I expect a fuller texture of exposition by means of investigations of the AAUP’s Committee A on Academic Freedom and Tenure as these post-tenure pigeons come home to roost. The follow-up report published in the January–February 1998 issue of Academe on events at Bennington College, whose administration the AAUP censured in 1995, is instructive. The late Neil Rappaport, an instructor of photography and an active opponent of the new Bennington administration, was given a "post-presumptive tenure" review after twenty-two years on the faculty and was dismissed for want of "collegiality."

The second disturbing development is the increase in the use of "contingent," or part-time and non-tenure-track full-time, faculty. This development parallels the rise of a contingent workforce in the economy as a whole, a matter occasioning much study by scholars of industrial relations, labor economics, and employment law. In higher education, this situation is the product of thousands of discrete decisions by departments and deans, each of which may have seemed defensible, even beneficial, at the time, but that in the aggregate have worked significantly to reduce the core of tenured faculty. We have our work cut out for us.

A description of one effort to address the problem, at Louisiana State University, appears on pages 38–41 of this issue of Academe. The thoughtfulness and purity of purpose of that effort is obvious. But the LSU proposal—to identify instructorships as "teaching-only" positions to be placed on renewable-term contracts—is vexing. Tenure, according to the 1940 Statement, is a means to a certain end: to ensure faculty members, as citizens of the academic enterprise, of freedom of teaching and freedom of internal speech, as well as freedom of research and publication. Historically, that protection has proven especially important for teaching-oriented faculty at teaching-oriented institutions. The idea that tenure should apply only to those who both teach and do research, but not to those who only (or primarily) teach, is theoretically unsound and potentially threatening.

Much more useful, however, is the LSU proposal to cap the number of renewable-term appointments. This recommendation coincides with the observation of economist Fritz Machlup, a former president of the AAUP, that the percentage of faculty with tenure should be as large as the institution can maintain consistent with achieving other ends.

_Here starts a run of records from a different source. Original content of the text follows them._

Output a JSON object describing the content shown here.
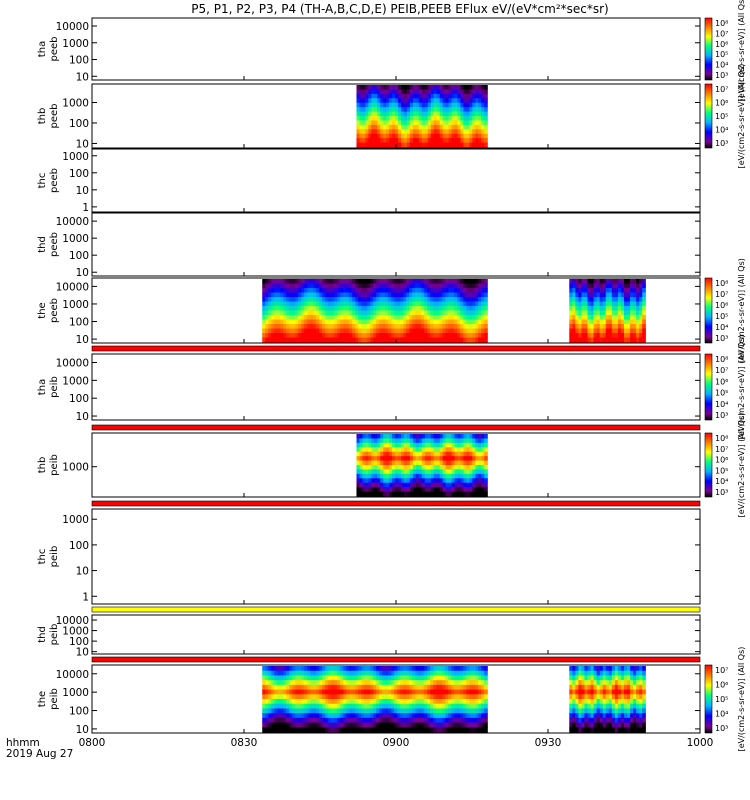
{
  "title": "P5, P1, P2, P3, P4 (TH-A,B,C,D,E) PEIB,PEEB EFlux eV/(eV*cm²*sec*sr)",
  "xaxis": {
    "ticks": [
      "0800",
      "0830",
      "0900",
      "0930",
      "1000"
    ],
    "tick_hours": [
      8.0,
      8.5,
      9.0,
      9.5,
      10.0
    ],
    "range_hours": [
      8.0,
      10.0
    ],
    "stamp_line1": "hhmm",
    "stamp_line2": "2019 Aug 27"
  },
  "colors": {
    "sat_bar_red": "#ff0000",
    "sat_bar_yellow": "#ffff00",
    "colormap": [
      "#000000",
      "#7a0096",
      "#0000ff",
      "#00b4ff",
      "#00ff80",
      "#ffff00",
      "#ff8000",
      "#ff0000"
    ]
  },
  "colorbars": [
    {
      "panel": "tha_peeb",
      "ticks": [
        "10⁸",
        "10⁷",
        "10⁶",
        "10⁵",
        "10⁴",
        "10³"
      ],
      "label": "[eV/(cm2-s-sr-eV)] (All Qs)"
    },
    {
      "panel": "thb_peeb",
      "ticks": [
        "10⁷",
        "10⁶",
        "10⁵",
        "10⁴",
        "10³"
      ],
      "label": "[eV/(cm2-s-sr-eV)] (All Qs)"
    },
    {
      "panel": "the_peeb",
      "ticks": [
        "10⁸",
        "10⁷",
        "10⁶",
        "10⁵",
        "10⁴",
        "10³"
      ],
      "label": "[eV/(cm2-s-sr-eV)] (All Qs)"
    },
    {
      "panel": "tha_peib",
      "ticks": [
        "10⁸",
        "10⁷",
        "10⁶",
        "10⁵",
        "10⁴",
        "10³"
      ],
      "label": "[eV/(cm2-s-sr-eV)] (All Qs)"
    },
    {
      "panel": "thb_peib",
      "ticks": [
        "10⁸",
        "10⁷",
        "10⁶",
        "10⁵",
        "10⁴",
        "10³"
      ],
      "label": "[eV/(cm2-s-sr-eV)] (All Qs)"
    },
    {
      "panel": "the_peib",
      "ticks": [
        "10⁷",
        "10⁶",
        "10⁵",
        "10⁴",
        "10³"
      ],
      "label": "[eV/(cm2-s-sr-eV)] (All Qs)"
    }
  ],
  "chart_data": [
    {
      "type": "heatmap",
      "id": "tha_peeb",
      "ylabel_line1": "tha",
      "ylabel_line2": "peeb",
      "yscale": "log",
      "yticks": [
        "10000",
        "1000",
        "100",
        "10"
      ],
      "ytick_values": [
        10000,
        1000,
        100,
        10
      ],
      "ylim": [
        6,
        30000
      ],
      "data_intervals_hours": [],
      "sat_bar": "none"
    },
    {
      "type": "heatmap",
      "id": "thb_peeb",
      "ylabel_line1": "thb",
      "ylabel_line2": "peeb",
      "yscale": "log",
      "yticks": [
        "1000",
        "100",
        "10"
      ],
      "ytick_values": [
        1000,
        100,
        10
      ],
      "ylim": [
        6,
        8000
      ],
      "data_intervals_hours": [
        [
          8.87,
          9.3
        ]
      ],
      "sat_bar": "none"
    },
    {
      "type": "heatmap",
      "id": "thc_peeb",
      "ylabel_line1": "thc",
      "ylabel_line2": "peeb",
      "yscale": "log",
      "yticks": [
        "1000",
        "100",
        "10",
        "1"
      ],
      "ytick_values": [
        1000,
        100,
        10,
        1
      ],
      "ylim": [
        0.5,
        2500
      ],
      "data_intervals_hours": [],
      "sat_bar": "none"
    },
    {
      "type": "heatmap",
      "id": "thd_peeb",
      "ylabel_line1": "thd",
      "ylabel_line2": "peeb",
      "yscale": "log",
      "yticks": [
        "10000",
        "1000",
        "100",
        "10"
      ],
      "ytick_values": [
        10000,
        1000,
        100,
        10
      ],
      "ylim": [
        6,
        30000
      ],
      "data_intervals_hours": [],
      "sat_bar": "none"
    },
    {
      "type": "heatmap",
      "id": "the_peeb",
      "ylabel_line1": "the",
      "ylabel_line2": "peeb",
      "yscale": "log",
      "yticks": [
        "10000",
        "1000",
        "100",
        "10"
      ],
      "ytick_values": [
        10000,
        1000,
        100,
        10
      ],
      "ylim": [
        6,
        30000
      ],
      "data_intervals_hours": [
        [
          8.56,
          9.3
        ],
        [
          9.57,
          9.82
        ]
      ],
      "sat_bar": "red"
    },
    {
      "type": "heatmap",
      "id": "tha_peib",
      "ylabel_line1": "tha",
      "ylabel_line2": "peib",
      "yscale": "log",
      "yticks": [
        "10000",
        "1000",
        "100",
        "10"
      ],
      "ytick_values": [
        10000,
        1000,
        100,
        10
      ],
      "ylim": [
        6,
        30000
      ],
      "data_intervals_hours": [],
      "sat_bar": "red"
    },
    {
      "type": "heatmap",
      "id": "thb_peib",
      "ylabel_line1": "thb",
      "ylabel_line2": "peib",
      "yscale": "log",
      "yticks": [
        "1000"
      ],
      "ytick_values": [
        1000
      ],
      "ylim": [
        200,
        6000
      ],
      "data_intervals_hours": [
        [
          8.87,
          9.3
        ]
      ],
      "sat_bar": "red"
    },
    {
      "type": "heatmap",
      "id": "thc_peib",
      "ylabel_line1": "thc",
      "ylabel_line2": "peib",
      "yscale": "log",
      "yticks": [
        "1000",
        "100",
        "10",
        "1"
      ],
      "ytick_values": [
        1000,
        100,
        10,
        1
      ],
      "ylim": [
        0.5,
        2500
      ],
      "data_intervals_hours": [],
      "sat_bar": "yellow"
    },
    {
      "type": "heatmap",
      "id": "thd_peib",
      "ylabel_line1": "thd",
      "ylabel_line2": "peib",
      "yscale": "log",
      "yticks": [
        "10000",
        "1000",
        "100",
        "10"
      ],
      "ytick_values": [
        10000,
        1000,
        100,
        10
      ],
      "ylim": [
        6,
        30000
      ],
      "data_intervals_hours": [],
      "sat_bar": "red"
    },
    {
      "type": "heatmap",
      "id": "the_peib",
      "ylabel_line1": "the",
      "ylabel_line2": "peib",
      "yscale": "log",
      "yticks": [
        "10000",
        "1000",
        "100",
        "10"
      ],
      "ytick_values": [
        10000,
        1000,
        100,
        10
      ],
      "ylim": [
        6,
        30000
      ],
      "data_intervals_hours": [
        [
          8.56,
          9.3
        ],
        [
          9.57,
          9.82
        ]
      ],
      "sat_bar": "none"
    }
  ]
}
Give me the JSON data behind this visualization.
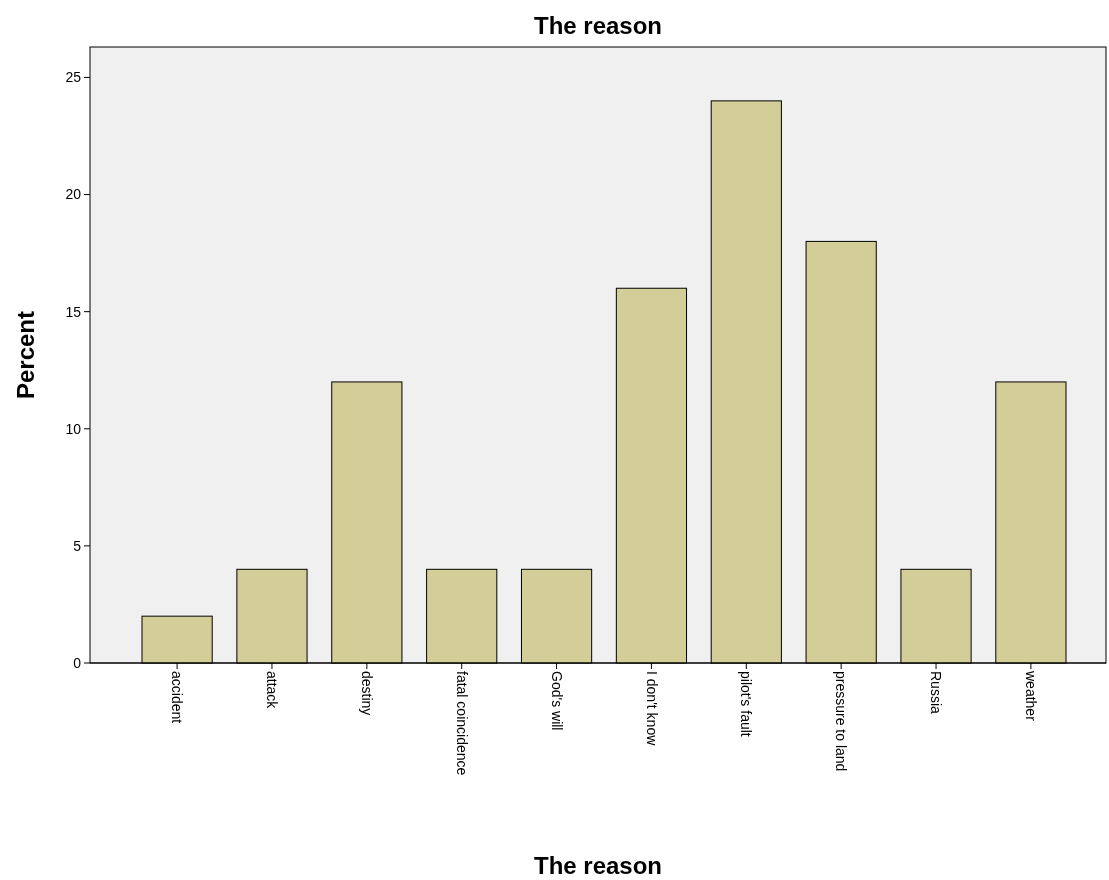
{
  "chart_data": {
    "type": "bar",
    "title": "The reason",
    "xlabel": "The reason",
    "ylabel": "Percent",
    "categories": [
      "accident",
      "attack",
      "destiny",
      "fatal coincidence",
      "God's will",
      "I don't know",
      "pilot's fault",
      "pressure to land",
      "Russia",
      "weather"
    ],
    "values": [
      2,
      4,
      12,
      4,
      4,
      16,
      24,
      18,
      4,
      12
    ],
    "color": "#d3ce97",
    "ylim": [
      0,
      26.3
    ],
    "yticks": [
      0,
      5,
      10,
      15,
      20,
      25
    ],
    "grid": false
  }
}
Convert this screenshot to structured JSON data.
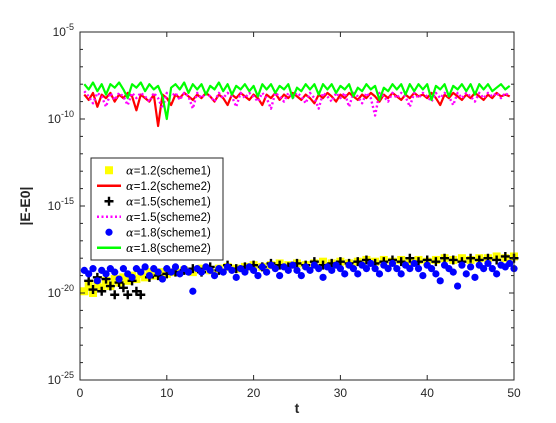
{
  "chart_data": {
    "type": "scatter",
    "title": "",
    "xlabel": "t",
    "ylabel": "|E-E0|",
    "xlim": [
      0,
      50
    ],
    "ylim_exp": [
      -25,
      -5
    ],
    "y_scale": "log",
    "grid": false,
    "legend_position": "center-left",
    "x_ticks": [
      0,
      10,
      20,
      30,
      40,
      50
    ],
    "y_tick_exponents": [
      -25,
      -20,
      -15,
      -10,
      -5
    ],
    "y_tick_labels": [
      {
        "base": "10",
        "exp": "-25"
      },
      {
        "base": "10",
        "exp": "-20"
      },
      {
        "base": "10",
        "exp": "-15"
      },
      {
        "base": "10",
        "exp": "-10"
      },
      {
        "base": "10",
        "exp": "-5"
      }
    ],
    "series": [
      {
        "name": "α=1.2(scheme1)",
        "legend_prefix": "α",
        "legend_suffix": "=1.2(scheme1)",
        "style": "marker",
        "marker": "square",
        "color": "#ffff00",
        "x": [
          0.5,
          1,
          1.5,
          2,
          2.5,
          3,
          3.5,
          4,
          4.5,
          5,
          5.5,
          6,
          6.5,
          7,
          7.5,
          8,
          8.5,
          9,
          9.5,
          10,
          11,
          12,
          13,
          14,
          15,
          16,
          17,
          18,
          19,
          20,
          21,
          22,
          23,
          24,
          25,
          26,
          27,
          28,
          29,
          30,
          31,
          32,
          33,
          34,
          35,
          36,
          37,
          38,
          39,
          40,
          41,
          42,
          43,
          44,
          45,
          46,
          47,
          48,
          49,
          50
        ],
        "y_exp": [
          -19.9,
          -19.6,
          -20.0,
          -19.5,
          -19.7,
          -19.3,
          -19.6,
          -19.2,
          -19.4,
          -19.1,
          -19.3,
          -19.0,
          -19.2,
          -18.9,
          -19.1,
          -18.8,
          -19.0,
          -18.9,
          -18.8,
          -18.9,
          -18.8,
          -18.7,
          -18.8,
          -18.6,
          -18.7,
          -18.6,
          -18.5,
          -18.6,
          -18.5,
          -18.4,
          -18.5,
          -18.4,
          -18.3,
          -18.4,
          -18.3,
          -18.4,
          -18.3,
          -18.2,
          -18.3,
          -18.2,
          -18.3,
          -18.2,
          -18.1,
          -18.2,
          -18.1,
          -18.2,
          -18.1,
          -18.2,
          -18.1,
          -18.2,
          -18.1,
          -18.0,
          -18.1,
          -18.0,
          -18.1,
          -18.0,
          -18.0,
          -17.9,
          -18.0,
          -17.9
        ]
      },
      {
        "name": "α=1.2(scheme2)",
        "legend_prefix": "α",
        "legend_suffix": "=1.2(scheme2)",
        "style": "line",
        "dash": "solid",
        "color": "#ff0000",
        "x": [
          0.5,
          1,
          1.5,
          2,
          2.5,
          3,
          3.5,
          4,
          4.5,
          5,
          5.5,
          6,
          6.5,
          7,
          7.5,
          8,
          8.5,
          9,
          9.5,
          10,
          10.5,
          11,
          11.5,
          12,
          12.5,
          13,
          13.5,
          14,
          14.5,
          15,
          15.5,
          16,
          16.5,
          17,
          17.5,
          18,
          18.5,
          19,
          19.5,
          20,
          20.5,
          21,
          21.5,
          22,
          22.5,
          23,
          23.5,
          24,
          24.5,
          25,
          25.5,
          26,
          26.5,
          27,
          27.5,
          28,
          28.5,
          29,
          29.5,
          30,
          30.5,
          31,
          31.5,
          32,
          32.5,
          33,
          33.5,
          34,
          34.5,
          35,
          35.5,
          36,
          36.5,
          37,
          37.5,
          38,
          38.5,
          39,
          39.5,
          40,
          40.5,
          41,
          41.5,
          42,
          42.5,
          43,
          43.5,
          44,
          44.5,
          45,
          45.5,
          46,
          46.5,
          47,
          47.5,
          48,
          48.5,
          49,
          49.5
        ],
        "y_exp": [
          -8.6,
          -8.9,
          -8.5,
          -9.3,
          -8.6,
          -8.8,
          -8.5,
          -9.0,
          -8.6,
          -8.8,
          -8.5,
          -8.7,
          -9.5,
          -8.6,
          -8.8,
          -9.0,
          -8.6,
          -10.4,
          -8.6,
          -8.8,
          -9.2,
          -8.6,
          -8.8,
          -8.5,
          -8.7,
          -8.9,
          -8.6,
          -8.8,
          -8.5,
          -8.7,
          -9.0,
          -8.6,
          -8.8,
          -9.2,
          -8.6,
          -8.8,
          -8.5,
          -8.7,
          -8.9,
          -8.6,
          -8.8,
          -9.2,
          -8.6,
          -8.8,
          -8.5,
          -8.9,
          -8.6,
          -8.8,
          -8.5,
          -8.7,
          -8.9,
          -8.6,
          -8.8,
          -9.1,
          -8.6,
          -8.8,
          -8.5,
          -8.7,
          -9.0,
          -8.6,
          -8.8,
          -8.5,
          -8.7,
          -8.9,
          -8.6,
          -8.8,
          -8.5,
          -8.7,
          -9.0,
          -8.6,
          -8.8,
          -8.5,
          -8.7,
          -8.9,
          -8.6,
          -8.8,
          -8.5,
          -8.7,
          -8.6,
          -8.8,
          -8.5,
          -8.8,
          -9.2,
          -8.6,
          -8.8,
          -8.5,
          -8.7,
          -8.9,
          -8.6,
          -8.8,
          -8.5,
          -8.7,
          -8.9,
          -8.6,
          -8.8,
          -8.5,
          -8.7,
          -8.6,
          -8.7
        ]
      },
      {
        "name": "α=1.5(scheme1)",
        "legend_prefix": "α",
        "legend_suffix": "=1.5(scheme1)",
        "style": "marker",
        "marker": "plus",
        "color": "#000000",
        "x": [
          1,
          1.5,
          2,
          2.5,
          3,
          3.5,
          4,
          4.5,
          5,
          5.5,
          6,
          6.5,
          7,
          8,
          9,
          10,
          11,
          12,
          13,
          14,
          15,
          16,
          17,
          18,
          19,
          20,
          21,
          22,
          23,
          24,
          25,
          26,
          27,
          28,
          29,
          30,
          31,
          32,
          33,
          34,
          35,
          36,
          37,
          38,
          39,
          40,
          41,
          42,
          43,
          44,
          45,
          46,
          47,
          48,
          49,
          50
        ],
        "y_exp": [
          -19.3,
          -19.8,
          -19.1,
          -19.9,
          -19.2,
          -19.6,
          -20.1,
          -19.4,
          -19.7,
          -20.1,
          -19.3,
          -19.9,
          -20.1,
          -19.1,
          -19.0,
          -18.9,
          -18.8,
          -18.7,
          -18.6,
          -18.8,
          -18.5,
          -18.7,
          -18.4,
          -18.6,
          -18.5,
          -18.4,
          -18.5,
          -18.3,
          -18.4,
          -18.5,
          -18.3,
          -18.4,
          -18.2,
          -18.4,
          -18.3,
          -18.2,
          -18.3,
          -18.2,
          -18.1,
          -18.3,
          -18.2,
          -18.1,
          -18.2,
          -18.0,
          -18.2,
          -18.1,
          -18.2,
          -18.0,
          -18.1,
          -18.2,
          -18.0,
          -18.1,
          -18.0,
          -18.1,
          -17.9,
          -18.0
        ]
      },
      {
        "name": "α=1.5(scheme2)",
        "legend_prefix": "α",
        "legend_suffix": "=1.5(scheme2)",
        "style": "line",
        "dash": "dotted",
        "color": "#ff00ff",
        "x": [
          0.5,
          1,
          1.5,
          2,
          2.5,
          3,
          3.5,
          4,
          4.5,
          5,
          5.5,
          6,
          6.5,
          7,
          7.5,
          8,
          8.5,
          9,
          9.5,
          10,
          10.5,
          11,
          11.5,
          12,
          12.5,
          13,
          13.5,
          14,
          14.5,
          15,
          15.5,
          16,
          16.5,
          17,
          17.5,
          18,
          18.5,
          19,
          19.5,
          20,
          20.5,
          21,
          21.5,
          22,
          22.5,
          23,
          23.5,
          24,
          24.5,
          25,
          25.5,
          26,
          26.5,
          27,
          27.5,
          28,
          28.5,
          29,
          29.5,
          30,
          30.5,
          31,
          31.5,
          32,
          32.5,
          33,
          33.5,
          34,
          34.5,
          35,
          35.5,
          36,
          36.5,
          37,
          37.5,
          38,
          38.5,
          39,
          39.5,
          40,
          40.5,
          41,
          41.5,
          42,
          42.5,
          43,
          43.5,
          44,
          44.5,
          45,
          45.5,
          46,
          46.5,
          47,
          47.5,
          48,
          48.5,
          49,
          49.5
        ],
        "y_exp": [
          -8.4,
          -8.7,
          -9.1,
          -8.5,
          -8.7,
          -9.3,
          -8.5,
          -8.9,
          -8.5,
          -8.7,
          -9.2,
          -8.5,
          -8.8,
          -8.5,
          -8.7,
          -9.0,
          -8.5,
          -8.8,
          -9.4,
          -8.5,
          -8.7,
          -8.5,
          -8.9,
          -8.5,
          -8.7,
          -9.4,
          -8.5,
          -8.8,
          -8.5,
          -8.7,
          -9.0,
          -8.5,
          -8.8,
          -8.5,
          -8.7,
          -9.3,
          -8.5,
          -8.8,
          -8.5,
          -8.7,
          -9.0,
          -8.5,
          -8.8,
          -9.4,
          -8.5,
          -8.7,
          -9.0,
          -8.5,
          -8.8,
          -8.5,
          -8.7,
          -9.1,
          -8.5,
          -8.8,
          -9.4,
          -8.5,
          -8.7,
          -9.0,
          -8.5,
          -8.8,
          -8.5,
          -9.3,
          -8.5,
          -8.7,
          -9.1,
          -8.5,
          -8.8,
          -9.8,
          -8.5,
          -8.7,
          -9.0,
          -8.5,
          -8.8,
          -8.5,
          -8.7,
          -9.3,
          -8.5,
          -8.8,
          -8.5,
          -8.7,
          -9.0,
          -8.5,
          -8.8,
          -8.5,
          -8.7,
          -9.2,
          -8.5,
          -8.8,
          -8.5,
          -8.7,
          -9.0,
          -8.5,
          -8.8,
          -8.5,
          -8.7,
          -8.5,
          -8.8,
          -8.5,
          -8.7
        ]
      },
      {
        "name": "α=1.8(scheme1)",
        "legend_prefix": "α",
        "legend_suffix": "=1.8(scheme1)",
        "style": "marker",
        "marker": "circle",
        "color": "#0000ff",
        "x": [
          0.5,
          1,
          1.5,
          2,
          2.5,
          3,
          3.5,
          4,
          4.5,
          5,
          5.5,
          6,
          6.5,
          7,
          7.5,
          8,
          8.5,
          9,
          9.5,
          10,
          10.5,
          11,
          11.5,
          12,
          12.5,
          13,
          13.5,
          14,
          14.5,
          15,
          15.5,
          16,
          16.5,
          17,
          17.5,
          18,
          18.5,
          19,
          19.5,
          20,
          20.5,
          21,
          21.5,
          22,
          22.5,
          23,
          23.5,
          24,
          24.5,
          25,
          25.5,
          26,
          26.5,
          27,
          27.5,
          28,
          28.5,
          29,
          29.5,
          30,
          30.5,
          31,
          31.5,
          32,
          32.5,
          33,
          33.5,
          34,
          34.5,
          35,
          35.5,
          36,
          36.5,
          37,
          37.5,
          38,
          38.5,
          39,
          39.5,
          40,
          40.5,
          41,
          41.5,
          42,
          42.5,
          43,
          43.5,
          44,
          44.5,
          45,
          45.5,
          46,
          46.5,
          47,
          47.5,
          48,
          48.5,
          49,
          49.5,
          50
        ],
        "y_exp": [
          -18.7,
          -18.9,
          -18.6,
          -19.3,
          -18.7,
          -18.9,
          -18.6,
          -18.8,
          -19.2,
          -18.6,
          -18.9,
          -19.1,
          -18.6,
          -18.8,
          -18.5,
          -19.0,
          -18.6,
          -18.8,
          -19.2,
          -18.6,
          -18.8,
          -18.5,
          -18.9,
          -18.6,
          -18.8,
          -19.9,
          -18.6,
          -18.8,
          -18.5,
          -18.7,
          -19.0,
          -18.6,
          -18.8,
          -18.5,
          -18.7,
          -19.1,
          -18.6,
          -18.8,
          -18.5,
          -18.7,
          -19.0,
          -18.5,
          -18.8,
          -18.4,
          -18.6,
          -19.0,
          -18.5,
          -18.7,
          -18.4,
          -18.7,
          -19.0,
          -18.5,
          -18.7,
          -18.4,
          -18.6,
          -19.1,
          -18.5,
          -18.7,
          -18.4,
          -18.6,
          -18.9,
          -18.4,
          -18.6,
          -18.9,
          -18.4,
          -18.6,
          -18.3,
          -18.6,
          -18.9,
          -18.4,
          -18.6,
          -18.3,
          -18.6,
          -18.9,
          -18.4,
          -18.6,
          -18.3,
          -18.6,
          -19.0,
          -18.4,
          -18.6,
          -18.9,
          -19.3,
          -18.4,
          -18.6,
          -18.8,
          -19.6,
          -18.4,
          -18.9,
          -18.5,
          -19.1,
          -18.4,
          -18.6,
          -18.3,
          -18.6,
          -18.9,
          -18.4,
          -18.5,
          -18.3,
          -18.6
        ]
      },
      {
        "name": "α=1.8(scheme2)",
        "legend_prefix": "α",
        "legend_suffix": "=1.8(scheme2)",
        "style": "line",
        "dash": "solid",
        "color": "#00ff00",
        "x": [
          0.5,
          1,
          1.5,
          2,
          2.5,
          3,
          3.5,
          4,
          4.5,
          5,
          5.5,
          6,
          6.5,
          7,
          7.5,
          8,
          8.5,
          9,
          9.5,
          10,
          10.5,
          11,
          11.5,
          12,
          12.5,
          13,
          13.5,
          14,
          14.5,
          15,
          15.5,
          16,
          16.5,
          17,
          17.5,
          18,
          18.5,
          19,
          19.5,
          20,
          20.5,
          21,
          21.5,
          22,
          22.5,
          23,
          23.5,
          24,
          24.5,
          25,
          25.5,
          26,
          26.5,
          27,
          27.5,
          28,
          28.5,
          29,
          29.5,
          30,
          30.5,
          31,
          31.5,
          32,
          32.5,
          33,
          33.5,
          34,
          34.5,
          35,
          35.5,
          36,
          36.5,
          37,
          37.5,
          38,
          38.5,
          39,
          39.5,
          40,
          40.5,
          41,
          41.5,
          42,
          42.5,
          43,
          43.5,
          44,
          44.5,
          45,
          45.5,
          46,
          46.5,
          47,
          47.5,
          48,
          48.5,
          49,
          49.5
        ],
        "y_exp": [
          -8.0,
          -8.3,
          -7.9,
          -8.4,
          -8.0,
          -8.6,
          -8.0,
          -8.2,
          -7.9,
          -8.3,
          -8.8,
          -8.0,
          -8.2,
          -7.9,
          -8.4,
          -8.0,
          -8.3,
          -8.1,
          -8.7,
          -10.0,
          -8.2,
          -8.0,
          -8.3,
          -7.9,
          -8.5,
          -8.0,
          -8.3,
          -8.0,
          -8.6,
          -8.1,
          -8.3,
          -7.9,
          -8.4,
          -8.0,
          -8.6,
          -8.1,
          -8.3,
          -8.0,
          -8.4,
          -8.1,
          -8.7,
          -8.0,
          -8.3,
          -8.0,
          -8.5,
          -8.1,
          -8.3,
          -8.0,
          -8.8,
          -8.2,
          -8.4,
          -8.0,
          -8.3,
          -8.0,
          -8.6,
          -8.0,
          -8.3,
          -8.0,
          -8.5,
          -8.1,
          -8.3,
          -8.0,
          -8.7,
          -8.2,
          -8.4,
          -8.0,
          -8.3,
          -8.1,
          -8.9,
          -8.2,
          -8.4,
          -8.0,
          -8.3,
          -8.0,
          -8.6,
          -8.0,
          -8.4,
          -8.0,
          -8.3,
          -8.0,
          -8.9,
          -8.1,
          -8.3,
          -8.0,
          -8.7,
          -8.1,
          -8.3,
          -8.0,
          -8.4,
          -8.0,
          -8.6,
          -8.0,
          -8.3,
          -8.0,
          -8.4,
          -8.2,
          -8.0,
          -8.3,
          -8.1
        ]
      }
    ]
  }
}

Despite its flaws, the LSU proposal, unlike the New Pathways Project, recognizes that the solution to the "contingent faculty" problem will require a clarification of the valid uses of such faculty and the elimination of the misuse of them, not an abandonment of tenure. Engaged teaching, significant research, and sustained public service cannot thrive on the backs of a faculty treated as a disposable factor of educational production, and no cheerleading to the contrary can make it otherwise.

Matthew Finkin is Albert J. Harno Professor of Law at the University of Illinois and editor of The Case for Tenure (Cornell University Press, 1996).